Quindi, dovrei parlare della Bhagavad-gītā così com'è. Lo scopo di dire Bhagavad-gītā così com'è, spiega, che ci sono molte edizioni della Bhagavad-gītā. Loro sono interpretati a modo loro, rifiutando lo spirito della Bhagavad-gita. Quindi questo particolare nome, 'così com'è' è significativo, forse non c'è altra edizione della Bhagavad-gītā dove è scritto 'così com'è'. A questo proposito, il professor Dimock dell'università di Chicago ha scritto una prefazione, e lui apprezza molto il tema. Egli dice: "Swami Bhaktivedanta commenta sulla Gita da questo punto di vista, ed è legittimo." Egli ammette che la Bhagavad-gītā così com'è è una presentazione legittima del grande libro della conoscenza. Dice anche: "Più di questo, in questa traduzione, il lettore occidentale ha l'opportunità unica di vedere come un devoto di Kṛṣṇa interpreta i suoi testi ". Così, su Kṛṣṇa ... I devoti possono realmente interpretare sul libro di Kṛṣṇa. Altri, se non sono devoti, come possono interpretare su Kṛṣṇa? Proprio come un membro di una famiglia può parlare molto bene del capo della famiglia; come gli estranei possono dire della famiglia? Questo non è possibile. Similmente, su Kṛṣṇa, un devoto di Kṛṣṇa può parlare bene. Non altri. Altri non hanno alcun diritto di parlare di Kṛṣṇa, e Kṛṣṇa anche, ammette Arjuna come il giusto studente della Bhagavad-gītā. In principio, Kṛṣṇa dice che, "Io ti ho scelto come mio studente perché sei il mio amico e sei il mio devoto." Quindi, in altre parole, possiamo comprendere che la Bhagavad-gītā può essere compresa, da chi ha un'intima relazione con Kṛṣṇa. Proprio come, Kṛṣṇa dice: "Tu sei il mio caro amico."Ha un intima relazione con Kṛṣṇa. Senza diventare un devoto, nessuno può essere intimamente connesso con Kṛṣṇa. Questi sono i fattori da capire.
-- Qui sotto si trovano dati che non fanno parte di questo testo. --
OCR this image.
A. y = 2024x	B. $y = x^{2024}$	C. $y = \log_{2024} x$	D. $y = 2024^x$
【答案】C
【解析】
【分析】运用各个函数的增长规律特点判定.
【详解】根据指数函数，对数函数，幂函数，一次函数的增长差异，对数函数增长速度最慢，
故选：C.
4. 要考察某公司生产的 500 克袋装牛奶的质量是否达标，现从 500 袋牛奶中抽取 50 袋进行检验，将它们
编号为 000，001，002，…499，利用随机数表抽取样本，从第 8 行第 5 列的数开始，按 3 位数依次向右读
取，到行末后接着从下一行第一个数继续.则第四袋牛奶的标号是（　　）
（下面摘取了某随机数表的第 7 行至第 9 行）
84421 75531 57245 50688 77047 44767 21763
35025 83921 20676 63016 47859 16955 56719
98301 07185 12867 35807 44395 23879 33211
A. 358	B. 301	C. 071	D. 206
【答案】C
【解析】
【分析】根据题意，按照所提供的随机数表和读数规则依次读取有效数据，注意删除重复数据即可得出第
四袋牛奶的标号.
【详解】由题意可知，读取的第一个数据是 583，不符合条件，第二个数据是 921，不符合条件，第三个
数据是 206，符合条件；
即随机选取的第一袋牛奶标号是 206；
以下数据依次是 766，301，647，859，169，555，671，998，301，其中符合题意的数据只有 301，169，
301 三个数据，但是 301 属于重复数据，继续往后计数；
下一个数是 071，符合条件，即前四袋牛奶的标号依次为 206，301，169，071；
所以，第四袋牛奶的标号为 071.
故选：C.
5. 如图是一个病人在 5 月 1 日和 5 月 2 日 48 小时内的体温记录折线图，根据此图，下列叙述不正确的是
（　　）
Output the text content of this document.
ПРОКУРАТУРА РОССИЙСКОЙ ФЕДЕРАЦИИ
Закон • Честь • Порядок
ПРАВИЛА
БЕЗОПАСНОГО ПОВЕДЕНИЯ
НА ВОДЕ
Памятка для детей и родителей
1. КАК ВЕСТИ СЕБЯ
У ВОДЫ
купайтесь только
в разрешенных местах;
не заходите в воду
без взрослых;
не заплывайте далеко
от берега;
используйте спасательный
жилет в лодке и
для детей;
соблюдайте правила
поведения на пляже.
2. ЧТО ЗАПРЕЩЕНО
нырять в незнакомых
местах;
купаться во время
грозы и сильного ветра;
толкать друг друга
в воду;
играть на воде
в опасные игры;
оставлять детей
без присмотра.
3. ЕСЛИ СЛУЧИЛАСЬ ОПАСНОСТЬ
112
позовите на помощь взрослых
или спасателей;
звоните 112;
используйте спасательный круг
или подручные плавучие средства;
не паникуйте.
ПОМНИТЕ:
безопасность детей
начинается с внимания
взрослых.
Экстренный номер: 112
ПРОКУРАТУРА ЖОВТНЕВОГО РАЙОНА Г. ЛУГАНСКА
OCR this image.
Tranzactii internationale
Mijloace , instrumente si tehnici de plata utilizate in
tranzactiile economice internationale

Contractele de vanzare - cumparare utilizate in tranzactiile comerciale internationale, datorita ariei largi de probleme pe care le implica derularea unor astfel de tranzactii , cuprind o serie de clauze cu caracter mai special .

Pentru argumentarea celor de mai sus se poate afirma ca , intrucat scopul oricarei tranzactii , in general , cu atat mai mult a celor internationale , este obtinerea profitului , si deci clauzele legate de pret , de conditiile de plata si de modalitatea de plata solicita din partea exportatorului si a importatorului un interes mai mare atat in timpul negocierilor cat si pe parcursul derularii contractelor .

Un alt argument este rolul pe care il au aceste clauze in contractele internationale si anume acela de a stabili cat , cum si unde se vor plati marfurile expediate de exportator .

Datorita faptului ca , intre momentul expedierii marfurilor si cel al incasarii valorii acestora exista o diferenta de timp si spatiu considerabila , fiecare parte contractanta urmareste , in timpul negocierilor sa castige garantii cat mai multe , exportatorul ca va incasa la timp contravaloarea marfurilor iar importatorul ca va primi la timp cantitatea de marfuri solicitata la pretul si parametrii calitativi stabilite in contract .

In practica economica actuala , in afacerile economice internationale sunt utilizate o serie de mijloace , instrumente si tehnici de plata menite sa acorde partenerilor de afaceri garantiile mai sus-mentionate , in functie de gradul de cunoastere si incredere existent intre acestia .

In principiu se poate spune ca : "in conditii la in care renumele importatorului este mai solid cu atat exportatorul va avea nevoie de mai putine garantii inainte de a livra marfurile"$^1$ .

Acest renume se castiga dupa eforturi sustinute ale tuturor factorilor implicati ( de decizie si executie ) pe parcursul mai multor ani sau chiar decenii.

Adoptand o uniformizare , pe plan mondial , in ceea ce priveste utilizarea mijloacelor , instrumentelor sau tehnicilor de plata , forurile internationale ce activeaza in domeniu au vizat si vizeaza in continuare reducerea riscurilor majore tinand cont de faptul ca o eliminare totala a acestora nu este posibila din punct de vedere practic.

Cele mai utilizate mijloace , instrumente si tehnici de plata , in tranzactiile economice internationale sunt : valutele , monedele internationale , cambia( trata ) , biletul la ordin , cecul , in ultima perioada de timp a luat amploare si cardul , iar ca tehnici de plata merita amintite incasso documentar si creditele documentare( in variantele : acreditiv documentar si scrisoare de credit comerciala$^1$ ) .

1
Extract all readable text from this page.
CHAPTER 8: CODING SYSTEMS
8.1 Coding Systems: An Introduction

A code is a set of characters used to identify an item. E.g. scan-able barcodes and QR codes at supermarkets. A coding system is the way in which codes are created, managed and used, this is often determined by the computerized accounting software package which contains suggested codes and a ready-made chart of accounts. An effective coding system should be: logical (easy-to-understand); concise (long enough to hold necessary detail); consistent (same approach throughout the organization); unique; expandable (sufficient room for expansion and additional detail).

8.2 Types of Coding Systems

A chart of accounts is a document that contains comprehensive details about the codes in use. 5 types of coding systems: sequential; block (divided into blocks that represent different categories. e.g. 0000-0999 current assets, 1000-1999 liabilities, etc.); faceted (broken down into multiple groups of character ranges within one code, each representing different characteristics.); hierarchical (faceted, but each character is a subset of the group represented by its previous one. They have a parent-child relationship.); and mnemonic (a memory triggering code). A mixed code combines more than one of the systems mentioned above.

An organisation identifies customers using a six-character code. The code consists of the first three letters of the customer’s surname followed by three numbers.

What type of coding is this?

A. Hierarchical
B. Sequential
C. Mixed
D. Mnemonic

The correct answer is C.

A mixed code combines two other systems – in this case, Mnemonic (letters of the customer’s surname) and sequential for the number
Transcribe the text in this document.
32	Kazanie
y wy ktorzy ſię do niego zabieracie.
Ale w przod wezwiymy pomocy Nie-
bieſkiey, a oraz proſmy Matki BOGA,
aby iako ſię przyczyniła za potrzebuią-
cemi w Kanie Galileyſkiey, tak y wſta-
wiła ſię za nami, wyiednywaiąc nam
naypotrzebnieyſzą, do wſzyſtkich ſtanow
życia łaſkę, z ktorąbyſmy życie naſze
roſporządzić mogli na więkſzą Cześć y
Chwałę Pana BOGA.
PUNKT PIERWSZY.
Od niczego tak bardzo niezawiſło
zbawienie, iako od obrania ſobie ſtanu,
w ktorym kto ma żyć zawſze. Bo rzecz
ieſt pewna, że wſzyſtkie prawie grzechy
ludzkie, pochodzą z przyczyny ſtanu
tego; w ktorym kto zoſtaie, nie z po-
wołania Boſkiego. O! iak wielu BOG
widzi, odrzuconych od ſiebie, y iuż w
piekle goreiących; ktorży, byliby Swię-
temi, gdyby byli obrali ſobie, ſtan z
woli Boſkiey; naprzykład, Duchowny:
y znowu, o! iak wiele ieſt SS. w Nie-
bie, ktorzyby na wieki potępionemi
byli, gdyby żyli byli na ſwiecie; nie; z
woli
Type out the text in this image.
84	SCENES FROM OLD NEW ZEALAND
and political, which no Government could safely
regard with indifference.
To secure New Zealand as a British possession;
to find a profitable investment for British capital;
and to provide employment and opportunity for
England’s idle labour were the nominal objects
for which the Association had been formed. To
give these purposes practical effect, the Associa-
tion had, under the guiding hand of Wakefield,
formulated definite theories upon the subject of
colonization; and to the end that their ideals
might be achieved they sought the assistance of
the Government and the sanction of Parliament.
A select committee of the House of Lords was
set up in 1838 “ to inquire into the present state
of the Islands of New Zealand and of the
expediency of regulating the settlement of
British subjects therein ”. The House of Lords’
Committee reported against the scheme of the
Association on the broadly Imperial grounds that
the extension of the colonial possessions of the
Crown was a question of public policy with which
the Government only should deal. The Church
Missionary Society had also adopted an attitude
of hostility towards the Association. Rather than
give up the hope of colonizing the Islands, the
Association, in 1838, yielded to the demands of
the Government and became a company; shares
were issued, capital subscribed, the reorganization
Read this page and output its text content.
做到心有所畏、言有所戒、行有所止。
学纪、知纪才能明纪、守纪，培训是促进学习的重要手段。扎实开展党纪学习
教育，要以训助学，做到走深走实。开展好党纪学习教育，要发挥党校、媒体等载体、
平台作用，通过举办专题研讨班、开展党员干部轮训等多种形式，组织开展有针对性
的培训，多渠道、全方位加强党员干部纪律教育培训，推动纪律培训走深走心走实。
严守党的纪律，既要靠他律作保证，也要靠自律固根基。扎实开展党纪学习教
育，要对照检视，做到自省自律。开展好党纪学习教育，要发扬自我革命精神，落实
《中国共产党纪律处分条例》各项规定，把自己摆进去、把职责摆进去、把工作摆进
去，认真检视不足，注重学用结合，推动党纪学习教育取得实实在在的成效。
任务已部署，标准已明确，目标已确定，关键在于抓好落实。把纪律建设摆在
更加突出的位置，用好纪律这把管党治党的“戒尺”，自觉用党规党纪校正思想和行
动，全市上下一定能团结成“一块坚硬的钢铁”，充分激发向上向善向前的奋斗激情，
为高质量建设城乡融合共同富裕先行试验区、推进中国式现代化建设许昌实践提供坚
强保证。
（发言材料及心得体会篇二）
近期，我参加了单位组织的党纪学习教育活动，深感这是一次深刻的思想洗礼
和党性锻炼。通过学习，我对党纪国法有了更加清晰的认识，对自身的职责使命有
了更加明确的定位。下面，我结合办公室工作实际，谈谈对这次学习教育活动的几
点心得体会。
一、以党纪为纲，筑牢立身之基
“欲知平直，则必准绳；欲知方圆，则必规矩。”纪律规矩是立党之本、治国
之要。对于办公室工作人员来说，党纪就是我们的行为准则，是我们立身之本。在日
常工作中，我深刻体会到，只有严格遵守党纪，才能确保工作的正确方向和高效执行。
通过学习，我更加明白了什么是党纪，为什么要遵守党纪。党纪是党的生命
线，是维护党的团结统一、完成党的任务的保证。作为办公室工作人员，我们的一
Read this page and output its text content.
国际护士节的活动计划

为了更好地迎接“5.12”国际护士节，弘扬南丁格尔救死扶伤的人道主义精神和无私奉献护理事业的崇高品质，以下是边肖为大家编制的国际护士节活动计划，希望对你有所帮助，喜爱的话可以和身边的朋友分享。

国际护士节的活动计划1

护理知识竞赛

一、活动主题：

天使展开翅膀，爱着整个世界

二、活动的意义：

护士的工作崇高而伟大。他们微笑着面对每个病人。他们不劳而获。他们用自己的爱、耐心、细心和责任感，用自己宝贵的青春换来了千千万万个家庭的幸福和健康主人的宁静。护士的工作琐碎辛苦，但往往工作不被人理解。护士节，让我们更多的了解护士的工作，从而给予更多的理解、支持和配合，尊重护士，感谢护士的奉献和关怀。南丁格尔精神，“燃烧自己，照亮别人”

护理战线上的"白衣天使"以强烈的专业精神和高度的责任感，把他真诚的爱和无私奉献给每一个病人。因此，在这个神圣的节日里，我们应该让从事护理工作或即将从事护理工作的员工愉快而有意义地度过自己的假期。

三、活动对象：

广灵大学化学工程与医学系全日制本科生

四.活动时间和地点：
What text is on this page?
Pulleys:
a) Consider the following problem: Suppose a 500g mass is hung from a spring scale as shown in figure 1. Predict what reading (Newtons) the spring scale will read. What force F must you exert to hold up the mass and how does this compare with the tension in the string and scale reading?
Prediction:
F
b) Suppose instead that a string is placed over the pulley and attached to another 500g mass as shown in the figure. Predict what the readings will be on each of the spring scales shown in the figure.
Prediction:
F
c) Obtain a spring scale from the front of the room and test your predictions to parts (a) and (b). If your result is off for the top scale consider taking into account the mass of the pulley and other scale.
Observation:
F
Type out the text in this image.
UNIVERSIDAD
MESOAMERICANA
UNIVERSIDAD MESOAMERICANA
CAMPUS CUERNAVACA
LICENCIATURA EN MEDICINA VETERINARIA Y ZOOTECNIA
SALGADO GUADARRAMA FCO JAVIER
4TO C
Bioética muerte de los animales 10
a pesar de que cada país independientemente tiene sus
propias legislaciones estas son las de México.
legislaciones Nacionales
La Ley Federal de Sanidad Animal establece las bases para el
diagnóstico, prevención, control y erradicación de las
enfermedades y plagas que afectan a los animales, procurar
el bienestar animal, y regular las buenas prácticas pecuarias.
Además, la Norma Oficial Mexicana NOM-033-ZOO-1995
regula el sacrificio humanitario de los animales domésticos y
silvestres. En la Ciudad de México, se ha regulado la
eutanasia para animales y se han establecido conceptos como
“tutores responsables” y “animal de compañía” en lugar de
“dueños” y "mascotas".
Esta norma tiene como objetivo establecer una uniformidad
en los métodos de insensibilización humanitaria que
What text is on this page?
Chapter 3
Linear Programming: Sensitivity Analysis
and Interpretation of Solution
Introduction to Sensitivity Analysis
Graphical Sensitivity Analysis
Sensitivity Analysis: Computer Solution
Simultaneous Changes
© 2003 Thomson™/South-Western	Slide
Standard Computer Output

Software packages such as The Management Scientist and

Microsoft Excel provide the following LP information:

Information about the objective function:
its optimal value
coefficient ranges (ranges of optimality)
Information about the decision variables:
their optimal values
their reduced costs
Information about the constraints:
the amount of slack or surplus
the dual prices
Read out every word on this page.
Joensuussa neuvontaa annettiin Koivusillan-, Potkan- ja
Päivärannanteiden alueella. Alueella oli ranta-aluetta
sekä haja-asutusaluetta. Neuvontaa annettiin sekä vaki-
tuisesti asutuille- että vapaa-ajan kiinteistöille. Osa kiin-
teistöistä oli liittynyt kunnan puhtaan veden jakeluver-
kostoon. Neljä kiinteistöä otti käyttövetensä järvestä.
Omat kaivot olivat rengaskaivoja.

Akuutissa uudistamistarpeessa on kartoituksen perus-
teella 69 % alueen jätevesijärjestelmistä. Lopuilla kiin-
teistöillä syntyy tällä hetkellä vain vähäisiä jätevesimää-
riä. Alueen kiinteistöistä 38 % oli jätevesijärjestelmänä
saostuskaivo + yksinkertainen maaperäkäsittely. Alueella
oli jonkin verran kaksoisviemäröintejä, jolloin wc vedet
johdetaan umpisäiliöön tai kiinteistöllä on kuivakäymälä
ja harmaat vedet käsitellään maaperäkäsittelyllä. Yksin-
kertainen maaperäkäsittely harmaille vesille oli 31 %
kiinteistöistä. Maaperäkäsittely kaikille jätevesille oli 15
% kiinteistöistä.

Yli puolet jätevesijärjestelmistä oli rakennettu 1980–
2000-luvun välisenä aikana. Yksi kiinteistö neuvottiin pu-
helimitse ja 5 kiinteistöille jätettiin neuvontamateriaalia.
Quindi, questa Bhagavad-gītā è stata parlata cinquemila anni fa, ad Arjuna sul campo di battaglia di Kurukṣetra. La scienza della comprensione di Dio c'è in questa Bhagavad-gītā. Bhagavad-gītā è la scienza di Dio. Tutto ha una certa scienza, il libro scientifico, per capire quel particolare argomento. Allo stesso modo, ci sono diversi tipi di concetti di Dio. Generalmente, loro prendono questo come idea, ma noi non la prendiamo come idea. Prendiamo Dio come fatto concreto. Proprio come tu vedi me, io vedo te. Questo è un fatto concreto. Similmente, un Dio può essere visto da te, e Dio ti ha già visto. Non vi è alcun dubbio circa questo. Ma anche tu puoi vedere Dio. Quindi questo processo dobbiamo capire, come vedere Dio. Questo processo è citato in tutte le scritture vediche. Questo si chiama bhakti-yoga, quel processo. Kṛṣṇa dice anche nella Bhagavad-gītā, bhaktyā mām abhijānāti yāvān yaś cāsmi tattvataḥ (BG 18.55). Se qualcuno vuole sapere di Kṛṣṇa, quello che è, allora bisogna accettare il processo di bhakti-yoga. Ci sono diversi tipi di yoga. Yoga significa collegare se stessi con la Persona Suprema. Così, speculando sullo yoga non ci aiuterà. Devi prendere lo yoga concreto. Yoga concreto è la Coscienza di Kṛṣṇa.